B. Dasar-Dasar Tasawwuf

Para pengkaji tentang tasawuf sepakat bahwasanya tasawuf berazaskan kezuhudan sebagaimana yang diperaktekkan oleh Nabi Saw, dan sebahagian besar dari kalangan sahabat dan tabi’in.
Kezuhudan ini merupakan implementasi dari nash-nash al-Qur’an dan Hadis-hadis Nabi Saw yang berorientasi akhirat dan berusaha untuk menjuhkan diri dari kesenangan duniawi yang berlebihan yang bertujuan untuk mensucikan diri, bertawakkal kepada Allah Swt, takut terhadap ancaman-Nya, mengharap rahmat dan ampunan dari-Nya dan lain-lain.
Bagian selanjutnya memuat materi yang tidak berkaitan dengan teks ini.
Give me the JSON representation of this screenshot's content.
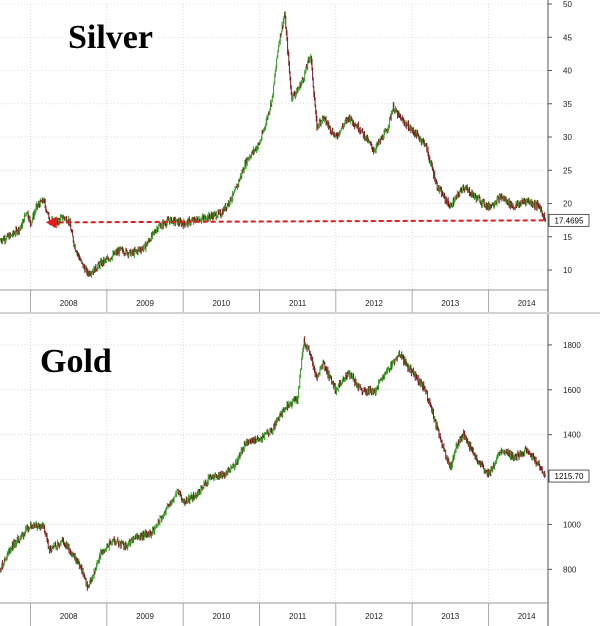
{
  "chart_data": [
    {
      "type": "line",
      "style": "ohlc-candlestick",
      "title": "Silver",
      "xlabel": "",
      "ylabel": "",
      "x_tick_labels": [
        "2008",
        "2009",
        "2010",
        "2011",
        "2012",
        "2013",
        "2014"
      ],
      "y_tick_labels": [
        "10",
        "15",
        "20",
        "25",
        "30",
        "35",
        "40",
        "45",
        "50"
      ],
      "ylim": [
        7,
        50
      ],
      "xlim": [
        2007.6,
        2014.78
      ],
      "grid": true,
      "last_value_label": "17.4695",
      "annotation": "red dashed arrow from latest price (17.47) back to early 2008 at the same level",
      "colors": {
        "up": "#3a9b2a",
        "down": "#7a1a1a",
        "arrow": "#e31a1c",
        "grid": "#c8c8c8"
      },
      "series": [
        {
          "x": [
            2007.6,
            2007.75,
            2007.88,
            2007.95,
            2008.0,
            2008.08,
            2008.17,
            2008.25,
            2008.33,
            2008.42,
            2008.5,
            2008.58,
            2008.67,
            2008.75,
            2008.83,
            2008.92,
            2009.0,
            2009.17,
            2009.33,
            2009.5,
            2009.67,
            2009.83,
            2010.0,
            2010.17,
            2010.33,
            2010.5,
            2010.67,
            2010.83,
            2011.0,
            2011.08,
            2011.17,
            2011.25,
            2011.33,
            2011.42,
            2011.5,
            2011.58,
            2011.67,
            2011.75,
            2011.83,
            2012.0,
            2012.17,
            2012.33,
            2012.5,
            2012.67,
            2012.75,
            2012.83,
            2013.0,
            2013.17,
            2013.33,
            2013.5,
            2013.67,
            2013.83,
            2014.0,
            2014.17,
            2014.33,
            2014.5,
            2014.67,
            2014.75
          ],
          "y": [
            14.5,
            15.2,
            16.5,
            19.0,
            17.0,
            19.5,
            20.5,
            17.5,
            17.0,
            18.0,
            17.5,
            13.5,
            11.0,
            9.5,
            10.0,
            11.0,
            11.5,
            13.0,
            12.5,
            13.5,
            16.5,
            17.5,
            17.0,
            17.5,
            18.0,
            18.5,
            21.5,
            26.5,
            29.0,
            32.0,
            36.0,
            44.0,
            48.5,
            36.0,
            37.0,
            39.0,
            42.5,
            31.5,
            33.0,
            30.0,
            33.0,
            31.0,
            28.0,
            31.0,
            34.5,
            33.0,
            31.0,
            29.0,
            22.5,
            19.5,
            22.5,
            21.0,
            19.5,
            21.0,
            19.5,
            20.5,
            19.5,
            17.47
          ]
        }
      ]
    },
    {
      "type": "line",
      "style": "ohlc-candlestick",
      "title": "Gold",
      "xlabel": "",
      "ylabel": "",
      "x_tick_labels": [
        "2008",
        "2009",
        "2010",
        "2011",
        "2012",
        "2013",
        "2014"
      ],
      "y_tick_labels": [
        "800",
        "1000",
        "1200",
        "1400",
        "1600",
        "1800"
      ],
      "ylim": [
        650,
        1920
      ],
      "xlim": [
        2007.6,
        2014.78
      ],
      "grid": true,
      "last_value_label": "1215.70",
      "colors": {
        "up": "#3a9b2a",
        "down": "#7a1a1a",
        "grid": "#c8c8c8"
      },
      "series": [
        {
          "x": [
            2007.6,
            2007.75,
            2007.92,
            2008.0,
            2008.17,
            2008.25,
            2008.42,
            2008.58,
            2008.67,
            2008.75,
            2008.83,
            2008.92,
            2009.08,
            2009.25,
            2009.42,
            2009.58,
            2009.75,
            2009.92,
            2010.0,
            2010.17,
            2010.33,
            2010.5,
            2010.67,
            2010.83,
            2011.0,
            2011.17,
            2011.33,
            2011.5,
            2011.58,
            2011.67,
            2011.75,
            2011.83,
            2012.0,
            2012.17,
            2012.33,
            2012.5,
            2012.67,
            2012.83,
            2013.0,
            2013.17,
            2013.25,
            2013.33,
            2013.5,
            2013.58,
            2013.67,
            2013.83,
            2014.0,
            2014.17,
            2014.33,
            2014.5,
            2014.67,
            2014.75
          ],
          "y": [
            800,
            900,
            960,
            1000,
            990,
            880,
            930,
            850,
            800,
            720,
            780,
            870,
            930,
            900,
            950,
            960,
            1050,
            1150,
            1100,
            1130,
            1200,
            1220,
            1260,
            1370,
            1380,
            1420,
            1520,
            1560,
            1820,
            1750,
            1650,
            1720,
            1600,
            1680,
            1600,
            1590,
            1680,
            1760,
            1680,
            1600,
            1520,
            1420,
            1250,
            1350,
            1400,
            1300,
            1220,
            1330,
            1300,
            1330,
            1260,
            1215.7
          ]
        }
      ]
    }
  ]
}
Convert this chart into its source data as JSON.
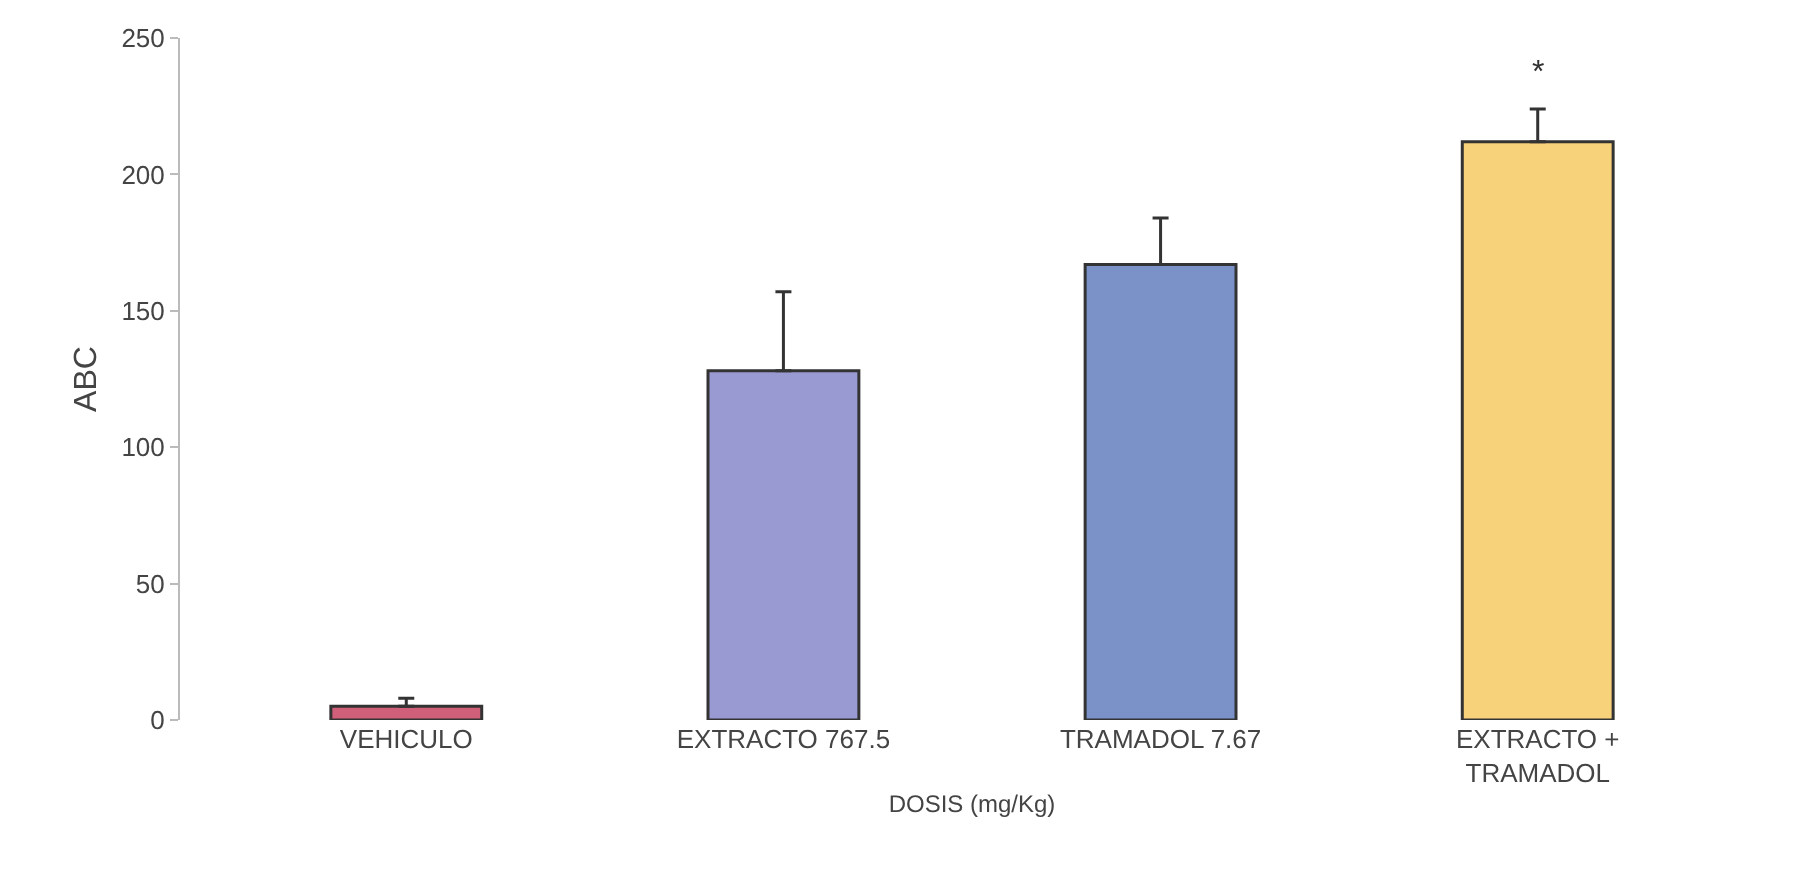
{
  "chart_data": {
    "type": "bar",
    "xlabel": "DOSIS (mg/Kg)",
    "ylabel": "ABC",
    "categories": [
      "VEHICULO",
      "EXTRACTO 767.5",
      "TRAMADOL 7.67",
      "EXTRACTO + TRAMADOL"
    ],
    "values": [
      5,
      128,
      167,
      212
    ],
    "errors": [
      [
        5,
        8
      ],
      [
        128,
        157
      ],
      [
        167,
        184
      ],
      [
        212,
        224
      ]
    ],
    "colors": [
      "#d0607a",
      "#9a9ad2",
      "#7b92c8",
      "#f8d27a"
    ],
    "ylim": [
      0,
      250
    ],
    "yticks": [
      0,
      50,
      100,
      150,
      200,
      250
    ],
    "grid": false,
    "annotations": [
      "*"
    ]
  }
}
Meskipun terjadi perbedaan makna dari kata sufi akan tetapi jalan yang ditempuh kaum sufi berlandasakan Islam. Diantara ayat-ayat Allah yang dijadikan landasan akan urgensi kezuhudan dalam kehidupan dunia adalah firman Allah dalam al-Qur’an yang Artinya: “Barang siapa yang menghendaki keuntungan di akhirat akan kami tambah keuntungan itu baginya dan barang siapa yang menghendaki keuntungan di dunia kami berikan kepadanya sebagian dari keuntungan dunia dan tidak ada baginya suatu bahagianpun di akhirat”. (Q.S Asy-Syuura [42] : 20).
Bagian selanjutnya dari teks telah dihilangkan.